107    La Commission a, en outre, précisé, au considérant 54 de la décision attaquée, que les rapports des analystes examinant les annonces publiques d’Air Berlin indiquaient que cette dernière avait décrit l’exploitation de 35 aéronefs comme étant une activité « non essentielle » consistant à opérer des vols à destination de lieux touristiques et que 19 de ces 35 aéronefs seraient basés en Autriche et exploités par Niki, la filiale d’Air Berlin. En s’appuyant sur le constat figurant dans le rapport d’HSBC selon lequel Air Berlin souhaitait abandonner son activité « non essentielle », la Commission a considéré que, au vu de ces éléments, il était possible pour des compagnies aériennes autres que Lufthansa d’estimer le nombre de vols qu’Air Berlin retirerait d’Autriche et qu’une « incertitude limitée » existait en ce qui concernait la réduction des activités d’Air Berlin sur les liaisons saisonnières à basse fréquence, telles que les liaisons entre Vienne et les îles grecques énumérées dans le tableau 1 des observations de la requérante.

108    À cet égard, il convient de relever que, pour établir les constatations mentionnées aux points 106 et 107 ci-dessus, la Commission a, aux notes en bas de page nos 49 à 53 de la décision attaquée, cité la présentation d’Air Berlin, le communiqué de presse accompagnant la décision du BKartA du 30 janvier 2017 ainsi que les articles de presse spécialisés suivants :

–        l’annonce d’Air Berlin, publiée sur le site Internet de ch-aviation, qui se présente comme étant la base de données la plus complète et la plus actuelle concernant le secteur aérien

–        l’annonce du conseil de surveillance du groupe Lufthansa, publiée sur le site Internet de ce dernier ;

–        un article publié sur le site Internet de International Airport Review, qui se présente comme étant la « principale source d’information pour la communauté aéroportuaire et aéronautique » ;

–        un article publié sur le site Internet d’Airways, qui se présente comme étant « l’une des principales publications mondiales sur l’aviation commerciale ».

109    La Commission a constaté que, compte tenu de la restructuration d’activités annoncée par Air Berlin, Lufthansa ainsi que tout autre transporteur aérien concurrent auraient pu s’attendre à une réduction significative du nombre de services de transport aérien de passagers proposés par Air Berlin. Tel était le cas en ce qui concernait l’aéroport de Vienne, dès lors qu’Air Berlin avait annoncé publiquement son intention de concentrer ses activités sur des vols long-courriers à destination et en provenance de ses deux plates-formes, établies respectivement à l’aéroport Tegel de Berlin et à l’aéroport de Düsseldorf (considérant 50 de la décision attaquée), de réduire significativement sa flotte et de transférer ses activités de loisirs à une unité commerciale indépendante (considérant 49 de la décision attaquée).
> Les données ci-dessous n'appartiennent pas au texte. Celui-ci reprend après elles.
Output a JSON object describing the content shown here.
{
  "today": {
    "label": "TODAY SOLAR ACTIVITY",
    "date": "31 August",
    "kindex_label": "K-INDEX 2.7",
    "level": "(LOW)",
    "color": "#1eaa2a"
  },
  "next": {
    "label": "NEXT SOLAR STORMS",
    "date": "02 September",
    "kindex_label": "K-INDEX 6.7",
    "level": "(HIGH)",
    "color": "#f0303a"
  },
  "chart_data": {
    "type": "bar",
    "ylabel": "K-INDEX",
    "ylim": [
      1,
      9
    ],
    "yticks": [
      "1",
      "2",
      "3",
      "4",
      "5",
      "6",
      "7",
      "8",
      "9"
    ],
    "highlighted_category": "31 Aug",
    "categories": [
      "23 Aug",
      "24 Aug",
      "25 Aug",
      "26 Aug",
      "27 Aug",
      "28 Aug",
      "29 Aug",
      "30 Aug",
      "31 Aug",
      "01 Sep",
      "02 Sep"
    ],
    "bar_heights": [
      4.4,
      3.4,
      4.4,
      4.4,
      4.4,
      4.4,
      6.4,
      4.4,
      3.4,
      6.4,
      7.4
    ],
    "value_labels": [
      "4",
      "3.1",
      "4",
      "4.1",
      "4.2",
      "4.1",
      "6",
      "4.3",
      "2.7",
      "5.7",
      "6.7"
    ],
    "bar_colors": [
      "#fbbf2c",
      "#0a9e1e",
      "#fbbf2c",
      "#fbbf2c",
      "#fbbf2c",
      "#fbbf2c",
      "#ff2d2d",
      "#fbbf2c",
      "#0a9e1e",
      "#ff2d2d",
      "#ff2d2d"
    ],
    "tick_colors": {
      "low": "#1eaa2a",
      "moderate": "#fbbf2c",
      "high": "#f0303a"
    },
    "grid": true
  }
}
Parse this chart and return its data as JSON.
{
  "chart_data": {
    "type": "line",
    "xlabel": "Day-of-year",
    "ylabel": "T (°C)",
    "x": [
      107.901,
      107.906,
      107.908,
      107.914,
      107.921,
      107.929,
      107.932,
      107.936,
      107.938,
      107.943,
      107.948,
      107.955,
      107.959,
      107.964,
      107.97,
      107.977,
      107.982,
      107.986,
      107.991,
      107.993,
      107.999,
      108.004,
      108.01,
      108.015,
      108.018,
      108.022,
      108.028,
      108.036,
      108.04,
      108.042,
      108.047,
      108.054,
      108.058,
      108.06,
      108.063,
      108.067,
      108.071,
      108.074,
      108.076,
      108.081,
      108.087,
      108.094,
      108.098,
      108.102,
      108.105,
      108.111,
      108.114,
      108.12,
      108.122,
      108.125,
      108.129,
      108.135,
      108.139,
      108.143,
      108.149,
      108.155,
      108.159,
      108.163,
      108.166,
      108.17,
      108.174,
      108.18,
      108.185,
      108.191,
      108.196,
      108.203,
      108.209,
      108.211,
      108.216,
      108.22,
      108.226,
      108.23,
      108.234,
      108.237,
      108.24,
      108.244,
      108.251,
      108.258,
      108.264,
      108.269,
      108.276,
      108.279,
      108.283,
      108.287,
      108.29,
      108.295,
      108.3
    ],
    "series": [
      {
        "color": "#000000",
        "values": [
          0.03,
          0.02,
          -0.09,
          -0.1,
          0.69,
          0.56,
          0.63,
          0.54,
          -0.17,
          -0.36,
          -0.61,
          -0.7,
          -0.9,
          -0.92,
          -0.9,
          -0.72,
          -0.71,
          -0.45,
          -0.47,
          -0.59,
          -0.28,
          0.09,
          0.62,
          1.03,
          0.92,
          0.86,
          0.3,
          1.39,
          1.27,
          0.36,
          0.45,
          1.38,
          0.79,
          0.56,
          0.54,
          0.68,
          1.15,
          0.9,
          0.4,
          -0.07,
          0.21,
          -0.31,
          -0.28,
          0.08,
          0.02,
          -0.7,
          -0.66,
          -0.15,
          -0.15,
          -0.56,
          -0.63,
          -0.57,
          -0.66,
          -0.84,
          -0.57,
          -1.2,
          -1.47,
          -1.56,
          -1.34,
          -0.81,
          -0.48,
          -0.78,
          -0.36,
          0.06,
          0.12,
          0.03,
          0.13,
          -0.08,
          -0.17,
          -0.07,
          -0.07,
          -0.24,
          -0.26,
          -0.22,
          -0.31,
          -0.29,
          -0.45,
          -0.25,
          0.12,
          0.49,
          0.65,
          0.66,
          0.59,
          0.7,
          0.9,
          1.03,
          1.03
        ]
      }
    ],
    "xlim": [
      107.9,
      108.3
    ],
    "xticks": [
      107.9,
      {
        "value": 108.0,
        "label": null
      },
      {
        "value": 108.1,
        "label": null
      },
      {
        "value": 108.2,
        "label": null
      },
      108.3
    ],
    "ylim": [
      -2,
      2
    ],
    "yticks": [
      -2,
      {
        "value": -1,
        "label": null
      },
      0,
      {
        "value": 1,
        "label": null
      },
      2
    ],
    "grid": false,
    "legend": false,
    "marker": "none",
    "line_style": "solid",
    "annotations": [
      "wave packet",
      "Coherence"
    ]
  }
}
110    Contrairement aux allégations de la requérante, aucun des documents sur lesquels la Commission a fondé son appréciation n’est de nature à faire naître une incertitude quant à la restructuration d’Air Berlin.

111    À cet égard, force est de constater que la présentation d’Air Berlin comporte des informations précises exposant en détail la réorganisation envisagée. De plus, les articles de presse corroborent ces informations, en présentant la restructuration d’Air Berlin comme étant certaine et imminente.

112    En ce qui concerne la temporalité et l’ampleur de la restitution des créneaux horaires, il y a lieu de relever que, d’une part, selon plusieurs sources citées au point 108 ci-dessus, le contrat de location avec équipage conclu avec Lufthansa devait entrer en vigueur à partir de la saison d’été IATA 2017, sous réserve de son approbation par les autorités régulatrices compétentes. D’autre part, tous les documents cités par la Commission faisaient clairement apparaître les dimensions de la restructuration envisagée. En effet, il ressort de ces documents qu’Air Berlin devait presque réduire sa flotte de moitié et envisageait de licencier 1 200 personnes, soit environ 14 % de son personnel. Par ailleurs, il était indiqué clairement dans ces documents qu’Air Berlin concentrerait ses activités sur les plates-formes situées à l’aéroport Tegel de Berlin et à l’aéroport de Düsseldorf s’agissant de ses vols long-courriers, ceux-ci constituant l’activité clé d’Air Berlin après restructuration.

113    En outre, en ce qui concerne les « activités touristiques » de Niki, la filiale d’Air Berlin, celles-ci avaient vocation à être incorporées dans une entreprise commune constituée du groupe TUI et d’Etihad Airways. Bien qu’Air Berlin ait indiqué dans sa présentation que, en ce qui concernait l’avenir de Niki, elle évaluait toujours les options stratégiques, la presse informait que la restructuration d’Air Berlin était de toute façon susceptible de renforcer la position d’Austrian Airlines, une filiale de Lufthansa, à l’aéroport de Vienne et que, du point de vue de Lufthansa, la réorganisation d’Air Berlin était susceptible d’éliminer son concurrent sur de nombreux marchés secondaires.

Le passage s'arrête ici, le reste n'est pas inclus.